Mario Pavone places the airiest ballad next to the feistiest rocker on his new Dialect Trio album, and the shifting temperament between “Circles” and “The Beginning” is a telling synopsis of the group’s intentions, as well as a revealing snapshot of the disc’s rhythmic landscape. The band uses a jeweler’s eye to conflate abstraction and swing, beveling the key elements that balance the veteran bassist’s cagey pieces. Pianist Matt Mitchell and drummer Tyshawn Sorey are deeply aligned, as they were on Philosophy’s predecessors, Chrome and Blue Dialect; the propulsion they generate in cahoots with the leader’s aggressive string work gives everything a kick.
Melodies come and go in this music. Pavone’s pithy themes—like the scrawled bop of “8-18-18” or the cool jaunt of “Two Thirds Radial”—present themselves and then take a powder, leaving room for the flexibility central to the trio’s mission statement. Feathery maneuvers by Sorey morph to finessed aggression. Mitchell’s parade of skittish inversions often yields focused pronouncements. The strategies they share on “Everything There Is” propel a tightrope walk, each new improv choice (tom-tom rumble, splashy upper-register trill) paving the way for the next. It would be an apt soundtrack to the daredevil moments of Man on Wire, James Marsh’s portrait of World Trade Center acrobat Philippe Petit.

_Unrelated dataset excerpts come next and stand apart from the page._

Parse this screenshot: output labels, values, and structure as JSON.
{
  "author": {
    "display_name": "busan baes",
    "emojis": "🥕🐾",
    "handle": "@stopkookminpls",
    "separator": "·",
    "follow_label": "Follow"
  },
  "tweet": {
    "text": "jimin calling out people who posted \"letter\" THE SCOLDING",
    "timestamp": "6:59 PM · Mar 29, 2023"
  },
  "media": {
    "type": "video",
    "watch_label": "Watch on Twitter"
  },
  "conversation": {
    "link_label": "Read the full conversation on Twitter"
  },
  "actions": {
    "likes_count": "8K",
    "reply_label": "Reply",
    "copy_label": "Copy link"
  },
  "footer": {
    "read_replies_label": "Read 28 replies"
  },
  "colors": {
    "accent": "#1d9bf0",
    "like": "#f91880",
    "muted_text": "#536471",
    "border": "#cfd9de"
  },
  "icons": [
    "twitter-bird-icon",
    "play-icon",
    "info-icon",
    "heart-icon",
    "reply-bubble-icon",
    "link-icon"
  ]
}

The takeaway here is pliability, as it so often is in Pavone’s work. This is an outfit obsessed with dynamics, in the business of triggering switcheroos and proud of its ability to dodge repetition. What’s dissonant one moment is consonant the next. Delicate musings give way to declarative skronk. It would be a blast to hear a playlist of combined tracks from Andrew Hill’s Strange Serenade, Misha Mengelberg’s Who’s Bridge, and Paul Bley’s Footloose! mixed in with Philosophy’s jittery jewels. Suggested title: Freebop Fantasia.